NSW to expand domestic coal reservation

19th January 2023 By: Esmarie Iannucci - Creamer Media Senior Deputy Editor: Australasia

NSW to expand domestic coal reservation

Photo by: Duane Daws

PERTH (miningweekly.com) – Coal miner Whitehaven Coal said on Thursday it was reviewing the implications of the New South Wales government’s decision to expand its domestic thermal coal reservation policy to include the majority of the state’s coal miners.

Reports emerged on Thursday that the state government would require thermal coal miners in the state reserve up to 10% of their output for domestic coal-fired power stations in a bid to address the near four-million tonnes a year of supply shortfall to meet the needs of power generators in the region.

This coal cap scheme will see New South Wales doing our part at the request of the Albanese government to contribute to the national solution of this national problem,” Treasurer Matt Kean was quoted as saying.

“I know those currently providing coal for the local market will appreciate that companies enjoying super profits on the back of the war in Ukraine will now do their part for the domestic market. Of course they should provide Australian production for Australian consumers.

“These new arrangements will help even the playing field among coal producers,” he said.

In December, the New South Wales government imposed domestic coal reservation and price cap orders on a number of New South Wales producers which have historically supplied coal to the domestic energy market to offer at least 18.6-million tonnes into the domestic market. These orders are to apply from April 1, 2023 to June 30, 2024 and are designed not to impact existing coal supply agreements.

The state government’s move followed on from the federal government in December introducing a 12-month price ceiling on domestic coal of A$125/t in New South Wales and Queensland in a bid to bring down domestic energy prices.

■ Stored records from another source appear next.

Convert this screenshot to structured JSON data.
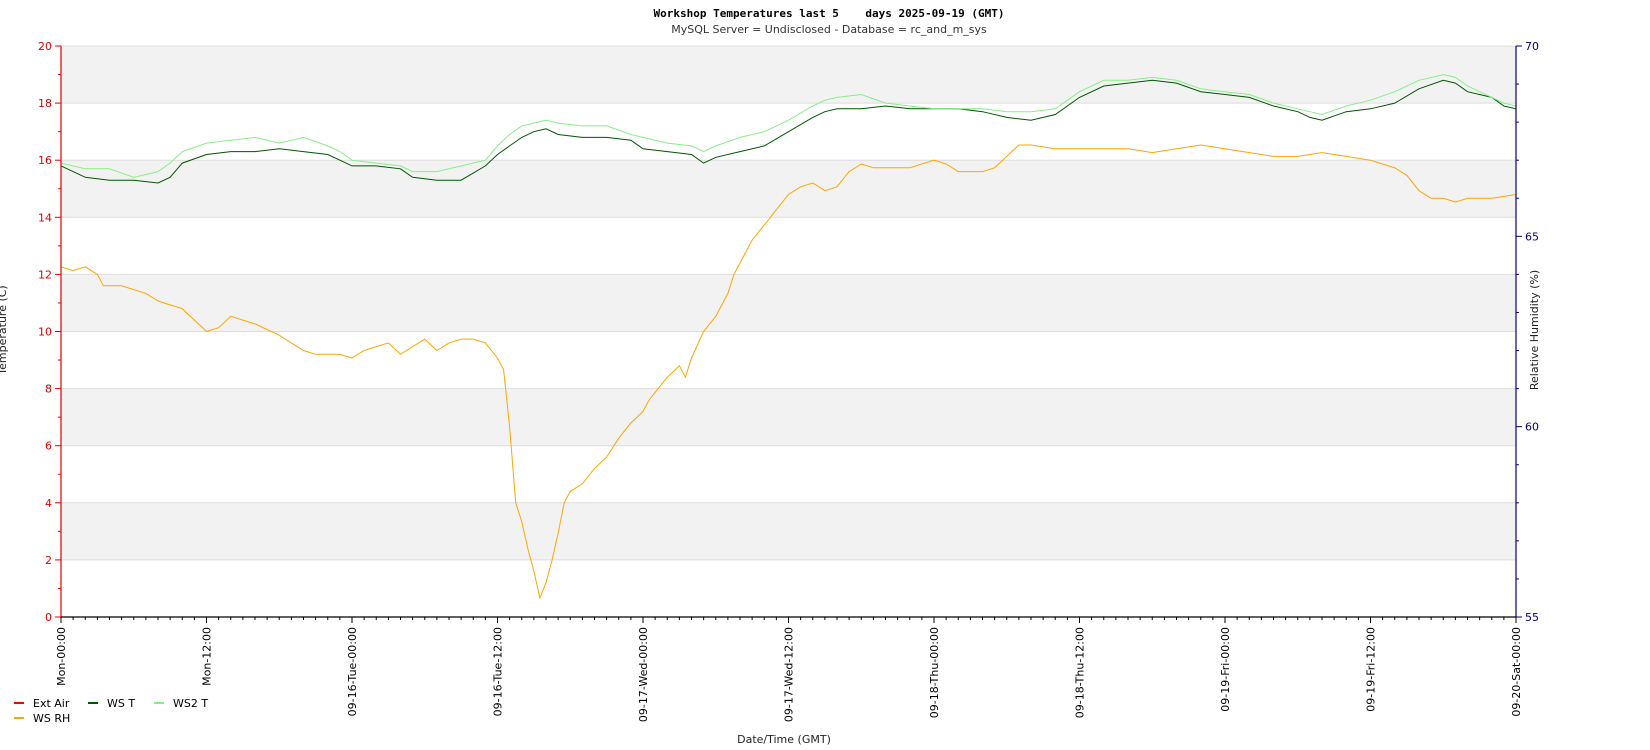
{
  "chart_data": {
    "type": "line",
    "title": "Workshop Temperatures last 5    days 2025-09-19 (GMT)",
    "subtitle": "MySQL Server = Undisclosed - Database = rc_and_m_sys",
    "xlabel": "Date/Time (GMT)",
    "ylabel": "Temperature (C)",
    "y2label": "Relative Humidity (%)",
    "ylim": [
      0,
      20
    ],
    "y2lim": [
      55,
      70
    ],
    "xlim": [
      0,
      120
    ],
    "x_unit": "hours from Mon-00:00",
    "yticks": [
      "0",
      "2",
      "4",
      "6",
      "8",
      "10",
      "12",
      "14",
      "16",
      "18",
      "20"
    ],
    "y2ticks": [
      "55",
      "60",
      "65",
      "70"
    ],
    "x_ticks": [
      {
        "x": 0,
        "label": "Mon-00:00"
      },
      {
        "x": 12,
        "label": "Mon-12:00"
      },
      {
        "x": 24,
        "label": "09-16-Tue-00:00"
      },
      {
        "x": 36,
        "label": "09-16-Tue-12:00"
      },
      {
        "x": 48,
        "label": "09-17-Wed-00:00"
      },
      {
        "x": 60,
        "label": "09-17-Wed-12:00"
      },
      {
        "x": 72,
        "label": "09-18-Thu-00:00"
      },
      {
        "x": 84,
        "label": "09-18-Thu-12:00"
      },
      {
        "x": 96,
        "label": "09-19-Fri-00:00"
      },
      {
        "x": 108,
        "label": "09-19-Fri-12:00"
      },
      {
        "x": 120,
        "label": "09-20-Sat-00:00"
      }
    ],
    "grid": true,
    "legend_position": "bottom-left",
    "colors": {
      "left_axis": "#e00000",
      "right_axis": "#000080",
      "band": "#f2f2f2",
      "gridline": "#dddddd"
    },
    "series": [
      {
        "name": "Ext Air",
        "axis": "left",
        "color": "#ff0000",
        "points": []
      },
      {
        "name": "WS T",
        "axis": "left",
        "color": "#005500",
        "points": [
          [
            0,
            15.8
          ],
          [
            1,
            15.6
          ],
          [
            2,
            15.4
          ],
          [
            4,
            15.3
          ],
          [
            6,
            15.3
          ],
          [
            8,
            15.2
          ],
          [
            9,
            15.4
          ],
          [
            10,
            15.9
          ],
          [
            12,
            16.2
          ],
          [
            14,
            16.3
          ],
          [
            16,
            16.3
          ],
          [
            18,
            16.4
          ],
          [
            20,
            16.3
          ],
          [
            22,
            16.2
          ],
          [
            23,
            16.0
          ],
          [
            24,
            15.8
          ],
          [
            26,
            15.8
          ],
          [
            28,
            15.7
          ],
          [
            29,
            15.4
          ],
          [
            31,
            15.3
          ],
          [
            33,
            15.3
          ],
          [
            35,
            15.8
          ],
          [
            36,
            16.2
          ],
          [
            37,
            16.5
          ],
          [
            38,
            16.8
          ],
          [
            39,
            17.0
          ],
          [
            40,
            17.1
          ],
          [
            41,
            16.9
          ],
          [
            43,
            16.8
          ],
          [
            45,
            16.8
          ],
          [
            47,
            16.7
          ],
          [
            48,
            16.4
          ],
          [
            50,
            16.3
          ],
          [
            52,
            16.2
          ],
          [
            53,
            15.9
          ],
          [
            54,
            16.1
          ],
          [
            56,
            16.3
          ],
          [
            58,
            16.5
          ],
          [
            60,
            17.0
          ],
          [
            62,
            17.5
          ],
          [
            63,
            17.7
          ],
          [
            64,
            17.8
          ],
          [
            66,
            17.8
          ],
          [
            68,
            17.9
          ],
          [
            70,
            17.8
          ],
          [
            72,
            17.8
          ],
          [
            74,
            17.8
          ],
          [
            76,
            17.7
          ],
          [
            78,
            17.5
          ],
          [
            80,
            17.4
          ],
          [
            82,
            17.6
          ],
          [
            84,
            18.2
          ],
          [
            86,
            18.6
          ],
          [
            88,
            18.7
          ],
          [
            90,
            18.8
          ],
          [
            92,
            18.7
          ],
          [
            94,
            18.4
          ],
          [
            96,
            18.3
          ],
          [
            98,
            18.2
          ],
          [
            100,
            17.9
          ],
          [
            102,
            17.7
          ],
          [
            103,
            17.5
          ],
          [
            104,
            17.4
          ],
          [
            106,
            17.7
          ],
          [
            108,
            17.8
          ],
          [
            110,
            18.0
          ],
          [
            112,
            18.5
          ],
          [
            114,
            18.8
          ],
          [
            115,
            18.7
          ],
          [
            116,
            18.4
          ],
          [
            118,
            18.2
          ],
          [
            119,
            17.9
          ],
          [
            120,
            17.8
          ]
        ]
      },
      {
        "name": "WS2 T",
        "axis": "left",
        "color": "#88ee88",
        "points": [
          [
            0,
            15.9
          ],
          [
            1,
            15.8
          ],
          [
            2,
            15.7
          ],
          [
            4,
            15.7
          ],
          [
            6,
            15.4
          ],
          [
            8,
            15.6
          ],
          [
            9,
            15.9
          ],
          [
            10,
            16.3
          ],
          [
            12,
            16.6
          ],
          [
            14,
            16.7
          ],
          [
            16,
            16.8
          ],
          [
            18,
            16.6
          ],
          [
            20,
            16.8
          ],
          [
            22,
            16.5
          ],
          [
            23,
            16.3
          ],
          [
            24,
            16.0
          ],
          [
            26,
            15.9
          ],
          [
            28,
            15.8
          ],
          [
            29,
            15.6
          ],
          [
            31,
            15.6
          ],
          [
            33,
            15.8
          ],
          [
            35,
            16.0
          ],
          [
            36,
            16.5
          ],
          [
            37,
            16.9
          ],
          [
            38,
            17.2
          ],
          [
            39,
            17.3
          ],
          [
            40,
            17.4
          ],
          [
            41,
            17.3
          ],
          [
            43,
            17.2
          ],
          [
            45,
            17.2
          ],
          [
            47,
            16.9
          ],
          [
            48,
            16.8
          ],
          [
            50,
            16.6
          ],
          [
            52,
            16.5
          ],
          [
            53,
            16.3
          ],
          [
            54,
            16.5
          ],
          [
            56,
            16.8
          ],
          [
            58,
            17.0
          ],
          [
            60,
            17.4
          ],
          [
            62,
            17.9
          ],
          [
            63,
            18.1
          ],
          [
            64,
            18.2
          ],
          [
            66,
            18.3
          ],
          [
            68,
            18.0
          ],
          [
            70,
            17.9
          ],
          [
            72,
            17.8
          ],
          [
            74,
            17.8
          ],
          [
            76,
            17.8
          ],
          [
            78,
            17.7
          ],
          [
            80,
            17.7
          ],
          [
            82,
            17.8
          ],
          [
            84,
            18.4
          ],
          [
            86,
            18.8
          ],
          [
            88,
            18.8
          ],
          [
            90,
            18.9
          ],
          [
            92,
            18.8
          ],
          [
            94,
            18.5
          ],
          [
            96,
            18.4
          ],
          [
            98,
            18.3
          ],
          [
            100,
            18.0
          ],
          [
            102,
            17.8
          ],
          [
            103,
            17.7
          ],
          [
            104,
            17.6
          ],
          [
            106,
            17.9
          ],
          [
            108,
            18.1
          ],
          [
            110,
            18.4
          ],
          [
            112,
            18.8
          ],
          [
            114,
            19.0
          ],
          [
            115,
            18.9
          ],
          [
            116,
            18.6
          ],
          [
            118,
            18.2
          ],
          [
            119,
            18.0
          ],
          [
            120,
            17.9
          ]
        ]
      },
      {
        "name": "WS RH",
        "axis": "right",
        "color": "#ffa500",
        "points": [
          [
            0,
            64.2
          ],
          [
            1,
            64.1
          ],
          [
            2,
            64.2
          ],
          [
            3,
            64.0
          ],
          [
            3.5,
            63.7
          ],
          [
            5,
            63.7
          ],
          [
            6,
            63.6
          ],
          [
            7,
            63.5
          ],
          [
            8,
            63.3
          ],
          [
            9,
            63.2
          ],
          [
            10,
            63.1
          ],
          [
            11,
            62.8
          ],
          [
            12,
            62.5
          ],
          [
            13,
            62.6
          ],
          [
            14,
            62.9
          ],
          [
            16,
            62.7
          ],
          [
            18,
            62.4
          ],
          [
            19,
            62.2
          ],
          [
            20,
            62.0
          ],
          [
            21,
            61.9
          ],
          [
            22,
            61.9
          ],
          [
            23,
            61.9
          ],
          [
            24,
            61.8
          ],
          [
            25,
            62.0
          ],
          [
            26,
            62.1
          ],
          [
            27,
            62.2
          ],
          [
            28,
            61.9
          ],
          [
            29,
            62.1
          ],
          [
            30,
            62.3
          ],
          [
            31,
            62.0
          ],
          [
            32,
            62.2
          ],
          [
            33,
            62.3
          ],
          [
            34,
            62.3
          ],
          [
            35,
            62.2
          ],
          [
            36,
            61.8
          ],
          [
            36.5,
            61.5
          ],
          [
            37,
            60.0
          ],
          [
            37.5,
            58.0
          ],
          [
            38,
            57.5
          ],
          [
            38.5,
            56.8
          ],
          [
            39,
            56.2
          ],
          [
            39.5,
            55.5
          ],
          [
            40,
            55.9
          ],
          [
            40.5,
            56.5
          ],
          [
            41,
            57.2
          ],
          [
            41.5,
            58.0
          ],
          [
            42,
            58.3
          ],
          [
            43,
            58.5
          ],
          [
            44,
            58.9
          ],
          [
            45,
            59.2
          ],
          [
            46,
            59.7
          ],
          [
            47,
            60.1
          ],
          [
            48,
            60.4
          ],
          [
            48.5,
            60.7
          ],
          [
            49,
            60.9
          ],
          [
            50,
            61.3
          ],
          [
            51,
            61.6
          ],
          [
            51.5,
            61.3
          ],
          [
            52,
            61.8
          ],
          [
            53,
            62.5
          ],
          [
            54,
            62.9
          ],
          [
            55,
            63.5
          ],
          [
            55.5,
            64.0
          ],
          [
            56,
            64.3
          ],
          [
            57,
            64.9
          ],
          [
            58,
            65.3
          ],
          [
            59,
            65.7
          ],
          [
            60,
            66.1
          ],
          [
            61,
            66.3
          ],
          [
            62,
            66.4
          ],
          [
            63,
            66.2
          ],
          [
            64,
            66.3
          ],
          [
            65,
            66.7
          ],
          [
            66,
            66.9
          ],
          [
            67,
            66.8
          ],
          [
            68,
            66.8
          ],
          [
            70,
            66.8
          ],
          [
            72,
            67.0
          ],
          [
            73,
            66.9
          ],
          [
            74,
            66.7
          ],
          [
            76,
            66.7
          ],
          [
            77,
            66.8
          ],
          [
            78,
            67.1
          ],
          [
            79,
            67.4
          ],
          [
            80,
            67.4
          ],
          [
            82,
            67.3
          ],
          [
            84,
            67.3
          ],
          [
            86,
            67.3
          ],
          [
            88,
            67.3
          ],
          [
            90,
            67.2
          ],
          [
            92,
            67.3
          ],
          [
            94,
            67.4
          ],
          [
            96,
            67.3
          ],
          [
            98,
            67.2
          ],
          [
            100,
            67.1
          ],
          [
            102,
            67.1
          ],
          [
            104,
            67.2
          ],
          [
            106,
            67.1
          ],
          [
            108,
            67.0
          ],
          [
            109,
            66.9
          ],
          [
            110,
            66.8
          ],
          [
            111,
            66.6
          ],
          [
            112,
            66.2
          ],
          [
            113,
            66.0
          ],
          [
            114,
            66.0
          ],
          [
            115,
            65.9
          ],
          [
            116,
            66.0
          ],
          [
            118,
            66.0
          ],
          [
            120,
            66.1
          ]
        ]
      }
    ]
  }
}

Whitehaven, which was not subject to the state government’s December orders, on Thursday said that the company had met with officials from the New South Wales government and was provided with an initial briefing on the proposed expansion of the reservation policy to include new participants, including Whitehaven.

The company said it was now reviewing the potential implications of an expanded scheme and would continue to engage with the New South Wales government and update the market as appropriate.

Meanwhile, the New South Wales Minerals Council called the state government’s coal price cap a "clumsy, politically-motivated market intervention designed in haste, with little or no consultation".

“The policy will have no meaningful impact on electricity prices, but will come at a significant economic cost,” said Minerals Council CEO Stephen Galilee.

“For transparency, the Energy Minister must release all modelling and analysis undertaken to justify the policy. This should include details on the expected impact on New South Wales energy prices relating specifically to the New South Wales government's coal price cap.

“Extending the policy to coal producers not currently involved in domestic coal supply is a radical change of approach that highlights how extremely rushed this policy process has been.”

Galilee pointed out that the state’s coal sector employs nearly 30 000 people and provides its most valuable export commodity.

“The sector relies on an efficient and sophisticated production, transport and logistics system, developed over decades. Forcing mines designed and approved for export to supply the domestic market will have significant impacts on existing supply chains and the transport system, pushing up costs and risks,” he added.

“More broadly, the price cap policy undermines the reputation of NSW as an investment destination, and as trading partner and supplier to our critical export markets overseas. It will threaten future investment in NSW across the resources and energy sector, and more broadly. 

“New South Wales coal producers will continue to engage with New South Wales government officials in the weeks ahead in an attempt to minimise the economic damage of this flawed policy.”